Now create the deployment configuration objects and deploy the model as a webservice.

In [37]:
# Set the web service configuration (using default here)
from azureml.core import Webservice
from azureml.core.model import InferenceConfig
from azureml.core.webservice import AciWebservice
from azureml.exceptions import WebserviceException


inference_config = InferenceConfig(entry_script="score.py", environment=env)
aci_config = AciWebservice.deploy_configuration(cpu_cores=2, memory_gb=4)


In [39]:
%%time
service_name ='densenet-onnx'

try:
    Webservice(ws, service_name).delete()
except WebserviceException:
    pass

service = Model.deploy(workspace=ws,
                           name=service_name,
                           models=[model],
                           inference_config=inference_config,
                           deployment_config=aci_config)

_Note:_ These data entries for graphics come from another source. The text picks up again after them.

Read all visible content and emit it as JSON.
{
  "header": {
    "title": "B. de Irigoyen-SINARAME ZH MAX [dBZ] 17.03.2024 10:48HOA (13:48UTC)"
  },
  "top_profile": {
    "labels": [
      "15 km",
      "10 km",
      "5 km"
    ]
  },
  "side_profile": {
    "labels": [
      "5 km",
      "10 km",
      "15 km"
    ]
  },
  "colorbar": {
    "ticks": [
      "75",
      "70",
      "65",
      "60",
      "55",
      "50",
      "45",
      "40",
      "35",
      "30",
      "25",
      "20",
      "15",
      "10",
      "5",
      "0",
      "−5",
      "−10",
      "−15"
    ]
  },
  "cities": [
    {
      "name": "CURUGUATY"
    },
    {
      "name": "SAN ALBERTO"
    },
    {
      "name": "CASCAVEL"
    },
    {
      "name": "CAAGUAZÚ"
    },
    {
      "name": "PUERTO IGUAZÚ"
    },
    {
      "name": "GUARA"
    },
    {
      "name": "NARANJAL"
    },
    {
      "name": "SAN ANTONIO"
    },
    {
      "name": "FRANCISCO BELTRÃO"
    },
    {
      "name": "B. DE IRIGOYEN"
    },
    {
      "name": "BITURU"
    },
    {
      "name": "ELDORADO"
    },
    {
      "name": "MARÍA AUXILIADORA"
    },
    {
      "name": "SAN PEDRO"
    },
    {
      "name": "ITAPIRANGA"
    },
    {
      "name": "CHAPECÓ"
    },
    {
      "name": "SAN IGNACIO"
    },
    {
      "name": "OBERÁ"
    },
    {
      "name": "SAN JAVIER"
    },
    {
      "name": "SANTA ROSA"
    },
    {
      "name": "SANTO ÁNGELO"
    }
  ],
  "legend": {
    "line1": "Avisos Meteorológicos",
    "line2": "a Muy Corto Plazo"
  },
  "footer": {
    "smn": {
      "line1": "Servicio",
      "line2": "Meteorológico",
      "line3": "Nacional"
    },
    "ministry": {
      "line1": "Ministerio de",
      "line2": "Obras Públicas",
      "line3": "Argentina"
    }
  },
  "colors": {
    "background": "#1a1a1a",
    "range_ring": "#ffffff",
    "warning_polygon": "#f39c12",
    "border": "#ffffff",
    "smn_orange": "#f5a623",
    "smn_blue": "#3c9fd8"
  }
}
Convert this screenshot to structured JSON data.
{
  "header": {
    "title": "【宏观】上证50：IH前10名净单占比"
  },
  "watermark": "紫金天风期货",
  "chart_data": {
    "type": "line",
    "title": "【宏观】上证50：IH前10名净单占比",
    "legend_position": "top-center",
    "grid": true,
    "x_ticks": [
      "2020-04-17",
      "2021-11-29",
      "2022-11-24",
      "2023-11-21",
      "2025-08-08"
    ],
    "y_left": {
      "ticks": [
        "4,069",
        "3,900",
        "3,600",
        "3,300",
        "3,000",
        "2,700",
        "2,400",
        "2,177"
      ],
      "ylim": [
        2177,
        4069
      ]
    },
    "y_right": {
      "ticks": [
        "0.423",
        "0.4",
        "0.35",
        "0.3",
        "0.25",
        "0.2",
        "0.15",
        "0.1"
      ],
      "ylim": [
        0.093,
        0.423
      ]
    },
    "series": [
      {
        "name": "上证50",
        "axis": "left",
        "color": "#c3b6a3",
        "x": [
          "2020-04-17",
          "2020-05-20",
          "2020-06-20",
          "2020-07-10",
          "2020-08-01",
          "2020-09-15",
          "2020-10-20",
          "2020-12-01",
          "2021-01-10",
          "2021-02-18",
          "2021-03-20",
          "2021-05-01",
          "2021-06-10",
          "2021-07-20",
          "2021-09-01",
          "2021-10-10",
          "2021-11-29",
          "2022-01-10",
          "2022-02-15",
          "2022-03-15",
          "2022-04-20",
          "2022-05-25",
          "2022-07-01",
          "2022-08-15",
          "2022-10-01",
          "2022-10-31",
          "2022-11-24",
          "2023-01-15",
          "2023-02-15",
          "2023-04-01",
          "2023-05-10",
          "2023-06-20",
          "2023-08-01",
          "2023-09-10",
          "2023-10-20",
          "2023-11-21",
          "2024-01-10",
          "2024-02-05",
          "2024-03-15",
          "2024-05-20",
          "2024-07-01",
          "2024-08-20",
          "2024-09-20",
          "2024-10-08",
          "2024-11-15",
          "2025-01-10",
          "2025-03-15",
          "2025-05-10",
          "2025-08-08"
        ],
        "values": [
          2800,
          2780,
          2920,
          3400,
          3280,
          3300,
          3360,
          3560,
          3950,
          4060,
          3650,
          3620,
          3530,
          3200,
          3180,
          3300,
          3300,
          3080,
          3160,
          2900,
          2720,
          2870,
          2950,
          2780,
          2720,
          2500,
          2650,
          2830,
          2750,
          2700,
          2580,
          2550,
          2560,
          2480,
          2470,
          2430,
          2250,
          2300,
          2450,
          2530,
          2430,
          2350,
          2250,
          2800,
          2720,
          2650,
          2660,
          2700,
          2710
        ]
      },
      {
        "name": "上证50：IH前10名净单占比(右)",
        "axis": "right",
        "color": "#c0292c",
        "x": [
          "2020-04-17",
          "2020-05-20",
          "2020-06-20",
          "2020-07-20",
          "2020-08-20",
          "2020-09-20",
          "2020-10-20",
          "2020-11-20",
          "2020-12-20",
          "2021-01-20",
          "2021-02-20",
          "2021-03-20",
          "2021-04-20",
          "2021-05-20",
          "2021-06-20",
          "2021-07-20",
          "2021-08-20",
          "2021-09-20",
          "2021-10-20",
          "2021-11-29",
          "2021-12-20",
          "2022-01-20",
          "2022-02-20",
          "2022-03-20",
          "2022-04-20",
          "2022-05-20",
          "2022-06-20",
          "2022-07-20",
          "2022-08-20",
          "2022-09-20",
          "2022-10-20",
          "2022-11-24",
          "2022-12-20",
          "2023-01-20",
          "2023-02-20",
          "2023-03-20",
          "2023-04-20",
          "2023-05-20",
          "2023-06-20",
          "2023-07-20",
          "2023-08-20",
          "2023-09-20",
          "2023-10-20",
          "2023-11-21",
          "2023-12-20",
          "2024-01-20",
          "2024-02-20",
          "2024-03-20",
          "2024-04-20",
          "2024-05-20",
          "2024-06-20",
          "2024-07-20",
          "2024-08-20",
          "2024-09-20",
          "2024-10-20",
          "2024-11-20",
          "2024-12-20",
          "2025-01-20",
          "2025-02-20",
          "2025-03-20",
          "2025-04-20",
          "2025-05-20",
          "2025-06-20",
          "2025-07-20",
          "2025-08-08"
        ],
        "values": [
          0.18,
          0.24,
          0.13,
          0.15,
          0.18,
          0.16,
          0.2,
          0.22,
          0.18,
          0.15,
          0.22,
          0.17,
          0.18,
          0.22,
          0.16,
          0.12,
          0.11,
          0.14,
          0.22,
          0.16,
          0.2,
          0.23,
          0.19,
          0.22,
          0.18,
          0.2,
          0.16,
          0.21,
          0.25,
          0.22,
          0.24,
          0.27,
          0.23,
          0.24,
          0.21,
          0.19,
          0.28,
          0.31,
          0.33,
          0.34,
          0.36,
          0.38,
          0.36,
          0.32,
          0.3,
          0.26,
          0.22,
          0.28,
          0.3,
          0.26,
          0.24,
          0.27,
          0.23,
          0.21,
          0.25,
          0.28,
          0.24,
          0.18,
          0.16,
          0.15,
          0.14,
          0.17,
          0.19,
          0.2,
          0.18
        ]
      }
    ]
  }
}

service.wait_for_deployment(show_output = True)
print(service.state)

Running..............................................................................................................................................
Succeeded
ACI service creation operation finished, operation "Succeeded"
Healthy
CPU times: user 1.52 s, sys: 167 ms, total: 1.69 s
Wall time: 13min 29s


In [None]:
service.get_logs()

# Test the web service
We test the web sevice by passing the test images content.

In [43]:
%%time
import requests

# if (key) auth is enabled, fetch keys and include in the request


# # if token auth is enabled, fetch token and include in the request
# access_token, fetch_after = aks_service.get_token()
# headers = {'Content-Type':'application/json', 'Authorization': 'Bearer ' + access_token}

test_sample = open('car.jpg', 'rb').read()
resp = requests.post(service.scoring_uri, test_sample)
print(resp.text)

12.989695 (817) = SPORTS CAR
CPU times: user 5.15 ms, sys: 139 µs, total: 5.29 ms
Wall time: 227 ms


# Clean up
Delete the service, image, model and compute target

In [None]:
%%time
service.delete()
model.delete()